Später rücken dann eher Fragen um Religion, Philosophie und Mythologie in den Vordergrund. Wer will, kann alles Erdenkliche in diesem Film lesen. Fragen um Herrschaft, Loyalität, Gotteswahn, Schicksal und so weiter. Diese Beliebigkeit ist aber zugleich auch die Schwäche von "Walhalla Rising". Es erinnert an die jüngeren Werke von David Lynch, wie Refn immer mehr Elemente in seinen Film streut und dem Zuschauer die Deutungshoheit überlässt. Kohärenz und Dramaturgie bleiben dabei auf der Strecke. "Walhalla Rising" ist eine 90-minütige Irrfahrt durch Mythen und Heldengeschichte, die kein klares Ziel vor Augen hat und deren einzelne Sequenzen mitunter austauschbar wirken. Das Ende des Films wirkt wie ein mögliches unter unendlich vielen.
Absolut gelungen hingegen ist der Auftritt von Mads Mikkelsen. Durch seine Darstellung des "Le Chiffre" im "Bond"-Reboot "Casino Royale" wurde er dem Weltpublikum bekannt, doch auch vorher machte er mit brillant gespielten Rollen wie der des naiven Pfarrers Ivan in "Adams Äpfel" auf sich aufmerksam. In "Walhalla Rising" läuft alles über seine Physis, denn sein Charakter spricht kein einziges Wort. Allein mittels seiner Körpersprache und seiner Blicke ermöglicht Mikkelsen einen Einblick in das Innenleben einer Figur, deren Motivation bis zum Ende verborgen bleibt.
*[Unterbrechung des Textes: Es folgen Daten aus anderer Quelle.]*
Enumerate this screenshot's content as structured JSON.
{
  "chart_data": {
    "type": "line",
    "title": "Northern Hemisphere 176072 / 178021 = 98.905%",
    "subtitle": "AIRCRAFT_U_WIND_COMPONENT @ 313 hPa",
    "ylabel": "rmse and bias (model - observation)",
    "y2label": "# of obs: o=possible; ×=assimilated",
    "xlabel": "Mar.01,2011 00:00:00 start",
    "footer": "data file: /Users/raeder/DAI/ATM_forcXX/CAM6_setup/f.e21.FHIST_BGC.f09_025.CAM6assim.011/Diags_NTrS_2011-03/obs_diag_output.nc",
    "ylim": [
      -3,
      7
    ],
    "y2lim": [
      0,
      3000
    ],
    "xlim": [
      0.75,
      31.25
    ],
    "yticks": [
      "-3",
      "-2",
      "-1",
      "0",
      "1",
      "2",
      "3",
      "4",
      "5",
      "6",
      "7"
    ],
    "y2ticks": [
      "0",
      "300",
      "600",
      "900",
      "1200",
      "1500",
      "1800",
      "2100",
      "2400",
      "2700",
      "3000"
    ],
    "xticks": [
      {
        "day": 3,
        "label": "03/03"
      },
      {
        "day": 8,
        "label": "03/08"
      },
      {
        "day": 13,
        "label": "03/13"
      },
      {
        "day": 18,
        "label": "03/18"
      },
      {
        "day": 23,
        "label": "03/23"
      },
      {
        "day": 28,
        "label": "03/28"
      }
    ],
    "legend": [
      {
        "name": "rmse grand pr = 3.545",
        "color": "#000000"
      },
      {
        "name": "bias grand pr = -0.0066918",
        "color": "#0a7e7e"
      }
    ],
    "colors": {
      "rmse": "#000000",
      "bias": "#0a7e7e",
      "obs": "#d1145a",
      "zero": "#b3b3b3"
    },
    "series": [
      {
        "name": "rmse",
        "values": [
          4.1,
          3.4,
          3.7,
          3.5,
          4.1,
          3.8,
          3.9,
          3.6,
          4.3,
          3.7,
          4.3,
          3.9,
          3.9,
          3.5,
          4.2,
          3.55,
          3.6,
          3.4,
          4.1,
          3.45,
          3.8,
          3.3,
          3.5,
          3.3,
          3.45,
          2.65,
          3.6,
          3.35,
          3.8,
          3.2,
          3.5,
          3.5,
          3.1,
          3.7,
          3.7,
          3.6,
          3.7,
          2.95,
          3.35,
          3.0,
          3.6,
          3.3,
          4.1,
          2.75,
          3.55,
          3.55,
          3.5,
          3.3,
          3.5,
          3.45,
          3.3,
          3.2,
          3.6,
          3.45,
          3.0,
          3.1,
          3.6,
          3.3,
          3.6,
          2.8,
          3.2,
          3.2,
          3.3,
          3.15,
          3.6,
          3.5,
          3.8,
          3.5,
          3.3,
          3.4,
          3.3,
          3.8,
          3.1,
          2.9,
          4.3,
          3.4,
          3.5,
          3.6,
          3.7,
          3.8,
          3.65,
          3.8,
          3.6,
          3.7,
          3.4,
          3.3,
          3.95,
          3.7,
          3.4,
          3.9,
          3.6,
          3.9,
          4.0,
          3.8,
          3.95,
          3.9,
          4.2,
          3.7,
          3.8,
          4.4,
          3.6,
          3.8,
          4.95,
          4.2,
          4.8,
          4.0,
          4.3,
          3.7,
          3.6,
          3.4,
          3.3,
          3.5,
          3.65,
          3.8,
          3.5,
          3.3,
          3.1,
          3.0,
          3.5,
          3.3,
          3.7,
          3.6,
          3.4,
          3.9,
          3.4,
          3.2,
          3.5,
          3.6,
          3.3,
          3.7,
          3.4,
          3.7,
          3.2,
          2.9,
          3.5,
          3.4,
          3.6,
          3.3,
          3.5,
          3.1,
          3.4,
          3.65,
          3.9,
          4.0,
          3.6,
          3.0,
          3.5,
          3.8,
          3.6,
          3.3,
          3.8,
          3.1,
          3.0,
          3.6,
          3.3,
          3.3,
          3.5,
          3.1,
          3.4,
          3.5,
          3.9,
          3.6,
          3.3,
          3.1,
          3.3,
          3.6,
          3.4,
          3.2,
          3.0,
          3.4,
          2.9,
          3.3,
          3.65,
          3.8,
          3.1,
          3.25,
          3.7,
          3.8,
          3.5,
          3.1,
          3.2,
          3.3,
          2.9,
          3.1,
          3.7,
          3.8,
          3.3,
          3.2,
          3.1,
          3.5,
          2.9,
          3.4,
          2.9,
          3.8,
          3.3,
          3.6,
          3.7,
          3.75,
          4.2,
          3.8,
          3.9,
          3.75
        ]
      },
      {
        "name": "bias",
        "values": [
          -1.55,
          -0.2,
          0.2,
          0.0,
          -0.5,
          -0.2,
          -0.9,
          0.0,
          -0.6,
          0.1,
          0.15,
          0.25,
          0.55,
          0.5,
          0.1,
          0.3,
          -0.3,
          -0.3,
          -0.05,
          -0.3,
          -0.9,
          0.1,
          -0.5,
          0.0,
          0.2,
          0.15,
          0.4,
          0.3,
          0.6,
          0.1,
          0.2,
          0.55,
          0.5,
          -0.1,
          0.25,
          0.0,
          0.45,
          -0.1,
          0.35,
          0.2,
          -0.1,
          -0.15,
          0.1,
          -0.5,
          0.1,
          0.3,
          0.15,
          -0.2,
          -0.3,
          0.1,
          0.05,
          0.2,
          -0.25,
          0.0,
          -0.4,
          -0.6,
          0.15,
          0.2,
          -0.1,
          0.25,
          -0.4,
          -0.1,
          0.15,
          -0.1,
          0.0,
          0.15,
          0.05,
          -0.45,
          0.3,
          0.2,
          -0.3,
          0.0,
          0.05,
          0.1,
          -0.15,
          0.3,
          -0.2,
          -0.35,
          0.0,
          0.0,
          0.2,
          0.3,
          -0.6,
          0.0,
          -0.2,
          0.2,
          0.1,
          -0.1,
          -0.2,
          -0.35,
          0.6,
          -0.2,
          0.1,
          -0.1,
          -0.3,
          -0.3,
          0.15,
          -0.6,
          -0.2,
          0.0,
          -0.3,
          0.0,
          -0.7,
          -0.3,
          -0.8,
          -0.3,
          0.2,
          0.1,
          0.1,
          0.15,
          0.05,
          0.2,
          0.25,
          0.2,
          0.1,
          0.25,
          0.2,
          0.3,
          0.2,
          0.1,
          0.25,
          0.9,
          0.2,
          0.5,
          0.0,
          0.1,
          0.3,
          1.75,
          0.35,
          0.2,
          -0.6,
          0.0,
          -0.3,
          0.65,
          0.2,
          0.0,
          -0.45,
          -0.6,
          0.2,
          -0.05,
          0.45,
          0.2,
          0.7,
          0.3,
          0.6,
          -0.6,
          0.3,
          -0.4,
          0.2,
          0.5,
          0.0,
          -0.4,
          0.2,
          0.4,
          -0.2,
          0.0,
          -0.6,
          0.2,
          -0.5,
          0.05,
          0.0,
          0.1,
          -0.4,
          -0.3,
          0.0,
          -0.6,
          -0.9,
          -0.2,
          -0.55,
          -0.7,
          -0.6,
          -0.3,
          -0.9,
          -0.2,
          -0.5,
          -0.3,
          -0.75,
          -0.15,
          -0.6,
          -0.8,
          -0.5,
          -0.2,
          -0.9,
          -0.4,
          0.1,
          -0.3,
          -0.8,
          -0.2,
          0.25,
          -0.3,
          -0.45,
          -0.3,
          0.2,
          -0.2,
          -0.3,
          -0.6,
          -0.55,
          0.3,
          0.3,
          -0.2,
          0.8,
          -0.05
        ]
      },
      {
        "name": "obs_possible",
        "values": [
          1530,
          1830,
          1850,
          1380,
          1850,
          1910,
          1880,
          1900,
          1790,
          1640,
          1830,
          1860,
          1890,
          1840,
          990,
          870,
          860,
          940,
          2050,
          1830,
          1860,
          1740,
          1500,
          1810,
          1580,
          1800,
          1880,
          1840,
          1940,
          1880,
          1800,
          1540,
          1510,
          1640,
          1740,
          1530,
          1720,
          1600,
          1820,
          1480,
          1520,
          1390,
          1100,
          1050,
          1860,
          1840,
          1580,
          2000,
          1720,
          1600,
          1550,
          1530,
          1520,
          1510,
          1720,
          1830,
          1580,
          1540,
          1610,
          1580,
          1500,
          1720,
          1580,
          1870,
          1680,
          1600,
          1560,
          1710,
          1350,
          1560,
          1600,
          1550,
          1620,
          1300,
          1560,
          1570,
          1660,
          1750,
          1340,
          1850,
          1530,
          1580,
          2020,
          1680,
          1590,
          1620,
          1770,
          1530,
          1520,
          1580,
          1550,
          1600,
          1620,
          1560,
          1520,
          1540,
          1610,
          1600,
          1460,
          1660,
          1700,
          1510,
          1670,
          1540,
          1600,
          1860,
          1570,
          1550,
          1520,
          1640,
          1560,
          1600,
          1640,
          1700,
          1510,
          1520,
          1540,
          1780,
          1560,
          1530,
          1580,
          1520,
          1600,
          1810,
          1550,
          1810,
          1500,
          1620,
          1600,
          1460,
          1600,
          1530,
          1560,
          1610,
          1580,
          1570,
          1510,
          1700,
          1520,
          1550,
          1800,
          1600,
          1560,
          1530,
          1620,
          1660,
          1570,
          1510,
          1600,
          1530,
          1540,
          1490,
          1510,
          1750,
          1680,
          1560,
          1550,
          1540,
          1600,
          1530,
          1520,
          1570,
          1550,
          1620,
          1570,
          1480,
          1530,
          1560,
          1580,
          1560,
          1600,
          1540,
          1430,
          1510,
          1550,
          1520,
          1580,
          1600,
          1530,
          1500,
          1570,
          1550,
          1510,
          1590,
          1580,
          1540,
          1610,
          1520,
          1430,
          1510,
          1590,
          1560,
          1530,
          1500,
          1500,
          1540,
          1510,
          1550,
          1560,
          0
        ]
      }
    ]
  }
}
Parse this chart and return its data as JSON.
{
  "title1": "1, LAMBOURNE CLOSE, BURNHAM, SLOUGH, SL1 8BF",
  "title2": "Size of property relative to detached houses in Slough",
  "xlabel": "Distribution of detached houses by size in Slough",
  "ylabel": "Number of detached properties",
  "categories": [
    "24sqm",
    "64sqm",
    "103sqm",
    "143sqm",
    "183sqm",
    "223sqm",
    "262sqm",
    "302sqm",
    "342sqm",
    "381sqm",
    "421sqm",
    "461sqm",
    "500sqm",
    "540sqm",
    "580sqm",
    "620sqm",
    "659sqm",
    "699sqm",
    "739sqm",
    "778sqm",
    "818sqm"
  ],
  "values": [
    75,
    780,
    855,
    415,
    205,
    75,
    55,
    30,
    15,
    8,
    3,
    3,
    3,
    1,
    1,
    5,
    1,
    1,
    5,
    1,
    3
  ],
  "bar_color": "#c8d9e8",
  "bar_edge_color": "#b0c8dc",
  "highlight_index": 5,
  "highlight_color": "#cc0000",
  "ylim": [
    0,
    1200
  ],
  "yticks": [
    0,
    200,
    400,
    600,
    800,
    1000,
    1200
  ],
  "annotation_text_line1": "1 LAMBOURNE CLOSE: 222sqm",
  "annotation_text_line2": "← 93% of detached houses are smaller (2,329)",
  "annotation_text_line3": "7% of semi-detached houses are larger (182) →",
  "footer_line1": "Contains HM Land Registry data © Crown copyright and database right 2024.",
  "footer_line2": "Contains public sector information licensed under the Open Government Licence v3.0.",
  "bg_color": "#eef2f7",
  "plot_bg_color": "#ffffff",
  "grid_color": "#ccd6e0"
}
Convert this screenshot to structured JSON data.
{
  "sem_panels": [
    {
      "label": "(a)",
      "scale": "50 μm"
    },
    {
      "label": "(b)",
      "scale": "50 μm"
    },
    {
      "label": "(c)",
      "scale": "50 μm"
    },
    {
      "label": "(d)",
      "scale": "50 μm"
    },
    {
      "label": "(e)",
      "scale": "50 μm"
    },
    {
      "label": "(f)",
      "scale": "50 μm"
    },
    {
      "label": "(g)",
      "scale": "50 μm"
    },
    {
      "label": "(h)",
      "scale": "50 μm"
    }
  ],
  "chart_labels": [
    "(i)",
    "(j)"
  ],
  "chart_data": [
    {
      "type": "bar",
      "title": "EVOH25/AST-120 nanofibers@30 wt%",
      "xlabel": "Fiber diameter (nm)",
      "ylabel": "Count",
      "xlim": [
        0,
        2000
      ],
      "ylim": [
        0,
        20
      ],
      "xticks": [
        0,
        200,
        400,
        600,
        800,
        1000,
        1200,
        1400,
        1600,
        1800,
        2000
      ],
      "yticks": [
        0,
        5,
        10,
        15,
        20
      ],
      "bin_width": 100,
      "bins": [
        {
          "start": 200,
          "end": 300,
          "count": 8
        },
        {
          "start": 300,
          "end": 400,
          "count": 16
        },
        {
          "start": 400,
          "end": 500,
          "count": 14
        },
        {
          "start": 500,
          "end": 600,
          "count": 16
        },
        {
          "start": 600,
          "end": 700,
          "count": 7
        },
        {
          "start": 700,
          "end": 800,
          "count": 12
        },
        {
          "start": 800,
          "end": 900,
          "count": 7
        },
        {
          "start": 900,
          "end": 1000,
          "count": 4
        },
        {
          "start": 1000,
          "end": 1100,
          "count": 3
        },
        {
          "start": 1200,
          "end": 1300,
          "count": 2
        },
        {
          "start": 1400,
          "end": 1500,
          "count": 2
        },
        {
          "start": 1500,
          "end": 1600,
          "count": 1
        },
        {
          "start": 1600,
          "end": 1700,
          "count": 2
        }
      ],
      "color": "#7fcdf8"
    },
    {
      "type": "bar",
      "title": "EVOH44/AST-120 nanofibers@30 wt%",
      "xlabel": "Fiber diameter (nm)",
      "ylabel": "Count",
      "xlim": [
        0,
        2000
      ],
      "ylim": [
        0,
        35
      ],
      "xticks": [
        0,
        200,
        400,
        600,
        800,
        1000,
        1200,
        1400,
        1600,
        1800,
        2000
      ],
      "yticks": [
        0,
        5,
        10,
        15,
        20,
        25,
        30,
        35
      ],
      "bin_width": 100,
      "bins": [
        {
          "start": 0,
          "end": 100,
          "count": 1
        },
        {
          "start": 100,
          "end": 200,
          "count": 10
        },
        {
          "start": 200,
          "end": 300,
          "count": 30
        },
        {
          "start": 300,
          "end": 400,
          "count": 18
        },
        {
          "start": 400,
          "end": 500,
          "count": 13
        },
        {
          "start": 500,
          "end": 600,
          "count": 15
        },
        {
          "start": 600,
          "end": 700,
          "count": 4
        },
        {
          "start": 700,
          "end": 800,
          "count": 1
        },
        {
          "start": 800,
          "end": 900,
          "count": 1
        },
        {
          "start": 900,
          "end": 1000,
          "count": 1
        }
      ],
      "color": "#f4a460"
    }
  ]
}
Sicher keine ganz alltägliche Aufgabe für einen Schauspieler, so viel zu leisten, ohne dafür eine einzige Dialog-Zeile gelernt zu haben.
Alltäglich ist auch "Walhalla Rising" im Gesamten nicht. Wer hier so etwas wie Entwicklung bei den Figuren oder in der so genannten Handlung erkannt haben möchte, dem sei ernsthaft dazu gratuliert. Refns Werk, das bereits vor über einem Jahr in Venedig Premiere feierte, gibt sich arg behäbig, sperrig, zäh, bedeutungsschwanger und ist zudem nichts für allzu Zartbesaitete. Vor allem mittels seiner Bildsprache erzeugt Refn jedoch eine phasenweise hohe Faszination für seinen Stoff. Die Konsequenz daraus ist kein Meisterwerk, aber ein Film, wie man ihn heutzutage quasi nicht mehr zu Gesicht bekommt.